騎手会長・武豊(45)の言葉を借りれば、「2015年は新しい時代の幕開け」だという。日本でもおなじみのM・デムーロ(35)=JRA通算354勝=とC・ルメール(35)=同245勝=の、JRA通年騎手免許の取得が濃厚なのだ。これまで外国人騎手に与えられるのは年間最大3カ月の騎乗に限られる「短期免許」だったが、本免許取得となれば日本人騎手と同等の扱いで、年間を通して騎乗可能になる。デムーロ、ルメールは昨年10月の1次筆記試験に合格し、今年2月の2次試験(面接)に臨む。スポーツ紙デスクが話す。
「一昨年こそ1次試験不合格だったデムーロは、ほぼリベンジを果たしそうです。初挑戦のルメールは半々という状況ですが」
特にデムーロは母国イタリアから家族を伴っての来日予定だというから、気合い十分。海外競馬事情に詳しい競馬ライターの秋山響氏が解説する。

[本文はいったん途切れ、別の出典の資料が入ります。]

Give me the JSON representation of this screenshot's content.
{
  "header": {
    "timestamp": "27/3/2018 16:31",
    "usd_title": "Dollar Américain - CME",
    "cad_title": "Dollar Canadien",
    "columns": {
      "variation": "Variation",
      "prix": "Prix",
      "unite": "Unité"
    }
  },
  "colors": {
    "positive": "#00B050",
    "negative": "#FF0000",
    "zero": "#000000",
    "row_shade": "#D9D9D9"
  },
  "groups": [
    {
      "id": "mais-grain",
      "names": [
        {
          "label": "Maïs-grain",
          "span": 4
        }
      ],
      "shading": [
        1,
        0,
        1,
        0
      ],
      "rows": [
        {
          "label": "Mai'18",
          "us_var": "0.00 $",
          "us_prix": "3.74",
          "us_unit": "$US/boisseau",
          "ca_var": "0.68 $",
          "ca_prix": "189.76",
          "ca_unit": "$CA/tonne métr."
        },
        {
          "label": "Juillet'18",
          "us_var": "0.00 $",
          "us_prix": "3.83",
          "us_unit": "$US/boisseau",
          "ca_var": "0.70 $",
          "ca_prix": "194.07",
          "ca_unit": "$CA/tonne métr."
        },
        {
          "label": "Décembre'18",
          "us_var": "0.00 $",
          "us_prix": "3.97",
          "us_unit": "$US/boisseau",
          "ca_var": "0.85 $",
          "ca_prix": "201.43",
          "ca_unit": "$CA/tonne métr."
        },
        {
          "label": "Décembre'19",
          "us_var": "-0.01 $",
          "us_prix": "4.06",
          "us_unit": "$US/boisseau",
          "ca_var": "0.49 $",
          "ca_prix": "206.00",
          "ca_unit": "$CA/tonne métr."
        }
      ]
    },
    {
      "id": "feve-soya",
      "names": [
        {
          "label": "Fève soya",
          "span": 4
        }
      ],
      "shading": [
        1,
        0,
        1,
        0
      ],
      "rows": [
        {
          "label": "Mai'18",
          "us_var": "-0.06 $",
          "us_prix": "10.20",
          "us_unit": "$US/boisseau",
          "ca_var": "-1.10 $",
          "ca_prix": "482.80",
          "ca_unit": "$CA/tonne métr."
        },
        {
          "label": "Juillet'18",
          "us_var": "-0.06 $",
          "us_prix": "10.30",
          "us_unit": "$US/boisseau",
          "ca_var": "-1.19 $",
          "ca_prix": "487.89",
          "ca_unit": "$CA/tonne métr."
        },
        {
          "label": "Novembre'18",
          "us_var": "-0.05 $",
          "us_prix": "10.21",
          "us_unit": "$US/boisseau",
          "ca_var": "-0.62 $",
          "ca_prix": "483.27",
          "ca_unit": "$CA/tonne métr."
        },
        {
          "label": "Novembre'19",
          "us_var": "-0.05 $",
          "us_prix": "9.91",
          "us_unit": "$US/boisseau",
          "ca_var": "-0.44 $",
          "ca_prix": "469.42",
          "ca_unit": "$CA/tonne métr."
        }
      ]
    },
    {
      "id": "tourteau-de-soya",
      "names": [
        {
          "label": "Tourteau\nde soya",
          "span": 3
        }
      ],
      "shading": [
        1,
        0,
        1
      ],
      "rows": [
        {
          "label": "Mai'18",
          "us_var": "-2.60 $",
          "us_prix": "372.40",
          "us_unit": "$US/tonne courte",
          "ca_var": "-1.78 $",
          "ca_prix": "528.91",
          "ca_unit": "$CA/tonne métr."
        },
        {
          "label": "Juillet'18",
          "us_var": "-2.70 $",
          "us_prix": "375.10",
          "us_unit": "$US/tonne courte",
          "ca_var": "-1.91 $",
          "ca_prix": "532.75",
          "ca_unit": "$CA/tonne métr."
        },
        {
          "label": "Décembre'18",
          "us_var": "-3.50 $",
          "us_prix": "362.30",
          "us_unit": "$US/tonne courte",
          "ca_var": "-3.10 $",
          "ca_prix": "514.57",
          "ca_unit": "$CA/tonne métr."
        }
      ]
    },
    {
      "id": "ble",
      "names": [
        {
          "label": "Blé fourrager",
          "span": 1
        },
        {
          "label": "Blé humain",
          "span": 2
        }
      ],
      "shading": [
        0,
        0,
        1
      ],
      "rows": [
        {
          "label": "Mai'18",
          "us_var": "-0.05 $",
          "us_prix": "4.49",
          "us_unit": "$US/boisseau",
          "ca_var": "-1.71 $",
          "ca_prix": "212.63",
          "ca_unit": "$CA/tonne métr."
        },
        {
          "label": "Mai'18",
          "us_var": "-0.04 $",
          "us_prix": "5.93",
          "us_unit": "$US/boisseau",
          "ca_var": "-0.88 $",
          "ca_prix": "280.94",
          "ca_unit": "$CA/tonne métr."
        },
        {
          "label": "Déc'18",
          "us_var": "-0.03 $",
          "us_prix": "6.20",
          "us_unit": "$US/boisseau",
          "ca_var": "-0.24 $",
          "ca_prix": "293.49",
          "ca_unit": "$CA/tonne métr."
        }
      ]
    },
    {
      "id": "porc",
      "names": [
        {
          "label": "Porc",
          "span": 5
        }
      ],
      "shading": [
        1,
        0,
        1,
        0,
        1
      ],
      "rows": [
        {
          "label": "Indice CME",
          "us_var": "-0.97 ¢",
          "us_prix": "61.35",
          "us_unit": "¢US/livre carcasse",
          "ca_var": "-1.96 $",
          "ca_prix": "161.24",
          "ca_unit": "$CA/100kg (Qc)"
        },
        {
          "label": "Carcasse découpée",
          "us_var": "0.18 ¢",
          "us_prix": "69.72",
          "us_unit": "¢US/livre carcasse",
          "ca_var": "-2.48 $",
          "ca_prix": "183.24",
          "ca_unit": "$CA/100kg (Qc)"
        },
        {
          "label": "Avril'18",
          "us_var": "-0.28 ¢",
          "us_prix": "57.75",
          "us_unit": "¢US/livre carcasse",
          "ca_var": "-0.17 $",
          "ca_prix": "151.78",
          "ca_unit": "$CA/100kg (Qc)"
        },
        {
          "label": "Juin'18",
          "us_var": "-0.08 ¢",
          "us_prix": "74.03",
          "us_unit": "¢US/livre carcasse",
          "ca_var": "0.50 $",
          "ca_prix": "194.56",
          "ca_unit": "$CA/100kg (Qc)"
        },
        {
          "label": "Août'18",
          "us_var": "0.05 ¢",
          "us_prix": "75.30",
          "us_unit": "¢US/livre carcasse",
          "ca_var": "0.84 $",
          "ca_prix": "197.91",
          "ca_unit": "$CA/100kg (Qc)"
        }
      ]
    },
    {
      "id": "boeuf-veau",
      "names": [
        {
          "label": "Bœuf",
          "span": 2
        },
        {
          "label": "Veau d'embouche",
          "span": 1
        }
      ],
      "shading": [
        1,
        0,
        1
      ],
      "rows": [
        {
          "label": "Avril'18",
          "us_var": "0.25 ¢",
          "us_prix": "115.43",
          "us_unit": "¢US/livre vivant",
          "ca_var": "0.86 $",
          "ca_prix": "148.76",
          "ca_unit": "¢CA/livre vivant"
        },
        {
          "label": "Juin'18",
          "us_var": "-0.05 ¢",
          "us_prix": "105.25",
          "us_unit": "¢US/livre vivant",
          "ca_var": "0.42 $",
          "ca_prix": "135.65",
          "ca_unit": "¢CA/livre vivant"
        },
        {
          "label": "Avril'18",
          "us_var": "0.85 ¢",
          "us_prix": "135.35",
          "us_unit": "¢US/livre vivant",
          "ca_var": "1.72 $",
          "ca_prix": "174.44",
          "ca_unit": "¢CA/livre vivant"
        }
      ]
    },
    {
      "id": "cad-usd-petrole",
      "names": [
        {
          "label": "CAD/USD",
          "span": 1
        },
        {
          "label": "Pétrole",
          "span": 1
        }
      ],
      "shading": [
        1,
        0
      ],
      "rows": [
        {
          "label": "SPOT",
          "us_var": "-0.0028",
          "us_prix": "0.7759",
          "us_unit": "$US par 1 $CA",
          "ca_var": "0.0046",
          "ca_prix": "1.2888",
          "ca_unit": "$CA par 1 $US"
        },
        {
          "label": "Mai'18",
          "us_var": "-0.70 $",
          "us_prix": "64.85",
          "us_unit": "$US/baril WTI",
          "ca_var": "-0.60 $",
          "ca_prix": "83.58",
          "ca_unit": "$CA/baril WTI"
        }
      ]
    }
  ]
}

「近年のイタリア競馬界は、馬券売り上げの急速な低下や統括団体の長年の放漫経営がたたって、財政が悪化。賞金未払い問題が発生し、一時は競馬一流国の証しである『パート1国』から外される可能性もあったほどで、優秀な人材の流出は当然と言えます」
昨年のデムーロは独オークスを勝ち、日本でも高松宮記念(GI)を制覇。その実力に疑いの余地はない。
「世界中で結果を残すことは対応能力の高い証拠で、トップ騎手の中でも一握りの者にしかできない芸当です」(秋山氏)
ルメールもまた、世界を渡り歩くトップ騎手だ。
「昨年こそ海外で重賞を勝てませんでしたが、これはアガ・カーン殿下(凱旋門賞馬ザルカヴァなどで知られる馬主)との契約が13年で切れたこともあり、騎乗馬に恵まれなかったという印象です。それでも昨年の凱旋門賞では仏牝馬2冠馬アヴニールセルタンの手綱が回ってくるなど海外関係者の信頼は厚く、衰えなどまったく見られませんよ」(秋山氏)
もし2人がそろって合格となれば国内のリーディング争いが激化し、騎手間の収入格差が一気に広がることに。スポーツ紙デスクは、
「デムーロとルメールは有力馬を持つ社台グループからの信頼が厚いだけに、2人で300勝はいくのでは。その分、日本人騎手の勝ち鞍は減ります。もし、勝率が2割なら1500回の騎乗になる。当然、若手の浜中や三浦、中堅の川田や田辺らは、ローカル騎乗で勝ち星を重ねてトップ10を目指すことになりかねない。最も割りを食うのはトップ50以下のクラスで、勝利数だけでなく騎乗数も激減しそうです」
まさに騎手会にとっては黒船襲来だが、世界進出を目指す社台グループとしては、願ってもない話だという。スポーツ紙デスクが続ける。
「海外の一流騎手は専属契約があって、日本陣営は遠征先での騎手探しに頭を痛めていただけに心強い」
今年の凱旋門賞では、日本馬とのコンビもありそうだ。すでにキズナとラブイズブーシェの陣営が参戦を表明。秋山氏が見どころを解説する。
「93回の歴史で、連覇は6頭。ただ、3連覇はなく、トレヴがその偉業に挑む。阻む候補としては、現地からハープスターとエピファネイアの名前が聞こえてきます。ブックメーカーの前売りを見ても、トレヴに続き、2、3番人気です」
ハープスターは昨年の凱旋門賞で33秒台の豪脚を繰り出し、世界をアッと言わせた。エピファネイアは、ジャパンカップで圧勝。名手スミヨンが「今まで乗った日本馬でいちばん強い」と絶賛したものだった。
「凱旋門賞は賞金が上がったため、今や多頭数は当たり前。後方からでは馬群をさばくのが難しく、勝つのは厳しい。先行馬群で我慢できる精神力の強さが必要でしょう」(秋山氏)
ならば、JCで先行策から後続を4馬身も突き放したエピファネイアか。